Emerging wearable technologies coupled with the reality of larger-screen smartphones are beginning to erode the popularity of tablets, according to IDC. This year, 227.4 million units will ship; that's down from previous estimates of 229.3 million, but still 57.7 percent higher than 2012 shipments. By 2017, almost 407 million units will ship globally, IDC said.
Sales could increase if vendors -- perhaps one of the leaders such as Apple, Google, or Samsung -- develop a captivating product or capability, suggested IDC.
"A lower than anticipated second quarter, hampered by a lack of major product announcements, means the second half of the year now becomes even more critical for a tablet market that has traditionally seen its highest shipment volume occur during the holiday season," said Tom Mainelli, research director, Tablets, in a statement.
We expect average selling prices to continue to compress as more mainstream vendors utilize low-cost components to better compete with the whitebox tablet vendors that continue to enjoy widespread traction in the market despite typically offering lower-quality products and poorer customer experiences.
The mature market -- which includes North America, Europe, and Japan -- will decrease from 60.8 percent of the market last year to 49 percent by 2017. Emerging markets -- which include Latin America, Central and Eastern Europe, most of Asia/Pacific, the Middle East, and Africa -- will grow from 39.2 percent in 2012 to 51 percent by 2017, IDC said. Vertical adoption will also grow, as sectors such as retail and education are expected to represent 20 percent of marketshare by 2017, versus 10 percent in 2012.
Of course, developers of competing technologies are not standing still. They're pursuing enterprise professionals who are increasingly responsible for selecting their own mobile devices, looking to develop alternative solutions that deliver all-in-one communication and collaboration capabilities.
To date, Google Glass and smartwatches haven't taken off among mainstream adopters. You may be able to check email, use GPS, or look up a website, but they both lack basic one-on-one voice capabilities. Mobile professionals cannot write reports, create PowerPoints, or review spreadsheets on a smartwatch.
Larger smartphones could pose more of a threat for people who only occasionally have to respond to business emails or tweak the company website. But when I have to type more than a few lines on my iPhone 5, my fingers grow weary. Granted, I'm not the most adept texter, but the pain of writing an article on my phone is unimaginable. Let's put it this way: I'd probably miss deadline. And the copy editing team would be very angry at my many typos.

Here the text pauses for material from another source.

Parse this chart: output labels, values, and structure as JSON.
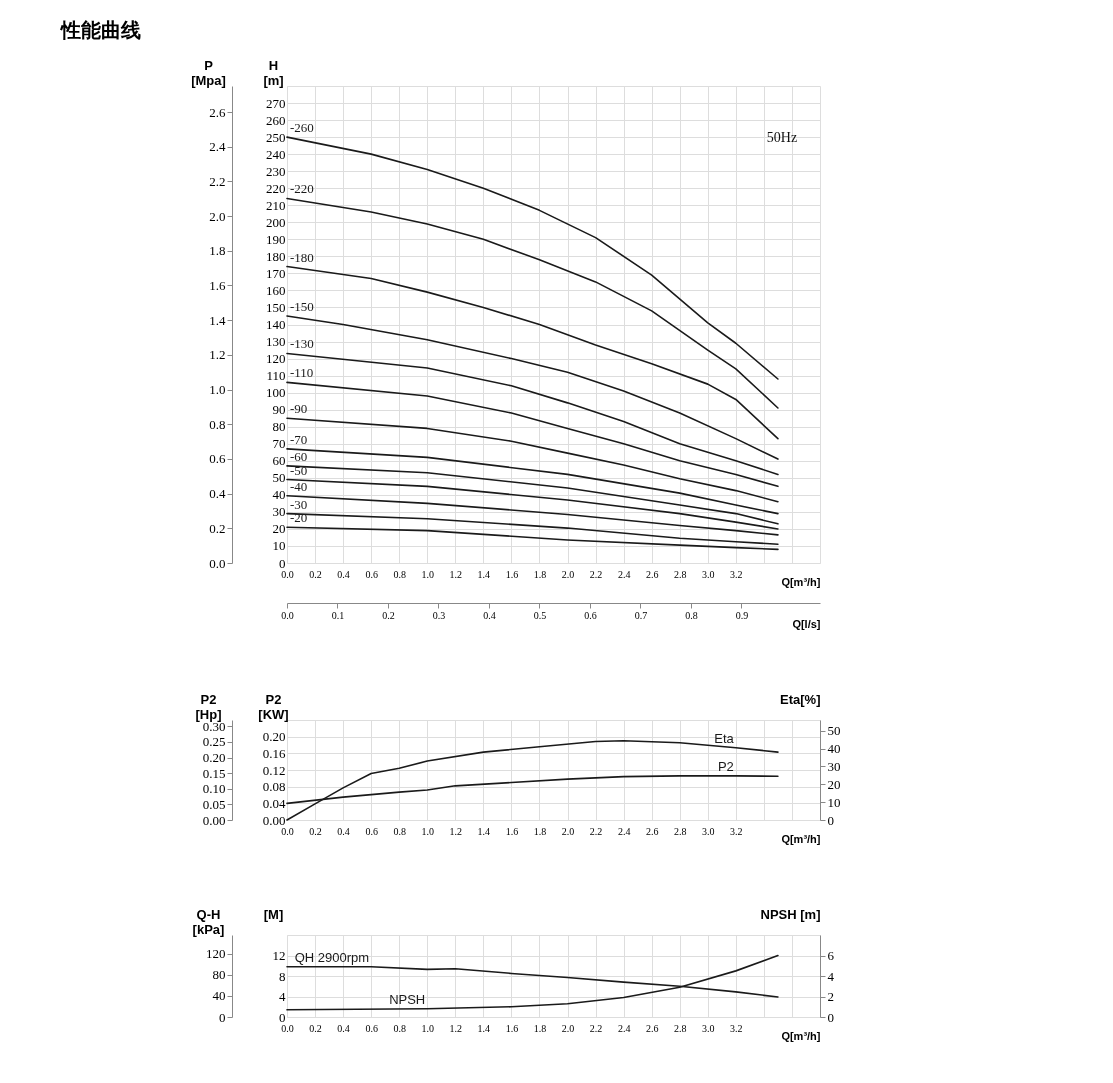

One of few certainties is that when mobile professionals begin experimenting with wearable and emerging technologies, it'll be up to their colleagues in IT to ensure these devices synchronize with tablets and smartphones and are secure.
While tablet adoption may decrease, it's only because a new market is (quickly) reaching saturation. It should, however, sound a wake-up call to vendors: Innovate fast, because this year's hot tablet could be next decade's stale PC.